To qualify for the Oregon law a patient must have a “terminal disease,” defined as “an incurable and irreversible disease that has been medically confirmed and will, within reasonable medical judgment, produce death within six months.” Some commentators have said this superficially clear definition has a troubling ambiguity: Does the six-month prognosis apply only to patients who will die soon despite treatment, or to the much broader class of patients who will die soon only in the absence of treatment? The statute provides no guidance on this question.  A Swedish investigator recently discovered that in practice, Oregon health officials have made their own administrative interpretation that the latter is meant.  In other words, even patients who could live for decades with some easily provided treatment (a diabetic requiring insulin, for example) can be judged “terminal’ and given the lethal prescription if they refuse treatment, or treatment is withheld by a health care provider or insurance company.
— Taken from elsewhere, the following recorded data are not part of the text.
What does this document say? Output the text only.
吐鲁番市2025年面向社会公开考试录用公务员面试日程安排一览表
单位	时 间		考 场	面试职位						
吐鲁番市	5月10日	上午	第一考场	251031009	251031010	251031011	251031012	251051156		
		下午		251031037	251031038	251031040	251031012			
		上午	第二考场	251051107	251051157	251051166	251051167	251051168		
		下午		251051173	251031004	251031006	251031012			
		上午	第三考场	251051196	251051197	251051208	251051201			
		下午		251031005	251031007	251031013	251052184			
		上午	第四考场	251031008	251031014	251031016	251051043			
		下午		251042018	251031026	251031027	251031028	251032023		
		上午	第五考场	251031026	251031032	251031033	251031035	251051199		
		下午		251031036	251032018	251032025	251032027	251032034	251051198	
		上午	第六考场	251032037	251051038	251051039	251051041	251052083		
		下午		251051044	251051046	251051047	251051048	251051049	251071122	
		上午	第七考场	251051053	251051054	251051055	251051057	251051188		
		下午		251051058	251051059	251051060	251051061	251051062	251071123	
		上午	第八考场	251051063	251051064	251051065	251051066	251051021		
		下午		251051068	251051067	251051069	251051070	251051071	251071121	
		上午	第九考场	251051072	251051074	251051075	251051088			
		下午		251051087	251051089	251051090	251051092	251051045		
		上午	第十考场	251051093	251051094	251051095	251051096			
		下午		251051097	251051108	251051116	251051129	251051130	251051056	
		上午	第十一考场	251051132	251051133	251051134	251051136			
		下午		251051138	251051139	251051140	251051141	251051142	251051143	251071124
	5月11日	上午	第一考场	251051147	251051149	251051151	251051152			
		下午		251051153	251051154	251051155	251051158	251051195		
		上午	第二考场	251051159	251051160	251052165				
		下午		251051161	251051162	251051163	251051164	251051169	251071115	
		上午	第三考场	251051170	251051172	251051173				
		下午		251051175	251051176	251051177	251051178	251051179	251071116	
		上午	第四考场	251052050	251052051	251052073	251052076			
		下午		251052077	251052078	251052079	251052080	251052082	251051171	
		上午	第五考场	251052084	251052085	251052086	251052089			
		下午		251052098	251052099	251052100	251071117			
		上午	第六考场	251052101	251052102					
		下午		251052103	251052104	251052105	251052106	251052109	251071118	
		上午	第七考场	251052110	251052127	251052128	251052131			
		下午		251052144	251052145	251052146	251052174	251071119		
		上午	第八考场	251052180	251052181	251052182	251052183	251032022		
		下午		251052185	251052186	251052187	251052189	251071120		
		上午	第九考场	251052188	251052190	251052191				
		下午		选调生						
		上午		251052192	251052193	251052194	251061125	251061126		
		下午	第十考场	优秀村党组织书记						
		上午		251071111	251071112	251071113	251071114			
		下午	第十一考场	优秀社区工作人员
HB 2739 resolves this ambiguity at the statutory level, by the House’s rejection of an amendment that would have limited the bill’s scope to patients expected to die within six months “despite reasonable and ordinary medical treatment.” In Hawaii, then, it is a matter of legislative history, not merely of administrative interpretation, that the “terminal” patients given lethal drugs are those who can be made “terminal” by the neglect or greed of others.

 

Conclusion

 

If legislators are voting for HB 2739 under the impression that it has the strongest “safeguards” of any such law, and that its provision will prevent “any potential abuse,” they have been misled.  It has the major loopholes and dangers of other laws in this field, including the Oregon law that proponents have held up as a model – and it adds new features of its own that aggravate the likelihood that its passage will lead to elder abuse, undue influence toward death for people whose judgment is distorted by depression, and even to the murder of people with serious but non-terminal illnesses and disabilities.  I would therefore urge the legislature to reconsider.

 

Richard M. Doerflinger, M.A. is an associate scholar with the Charlotte Lozier Institute and a Public Policy Fellow at the University of Notre Dame’s Center for Ethics and Culture.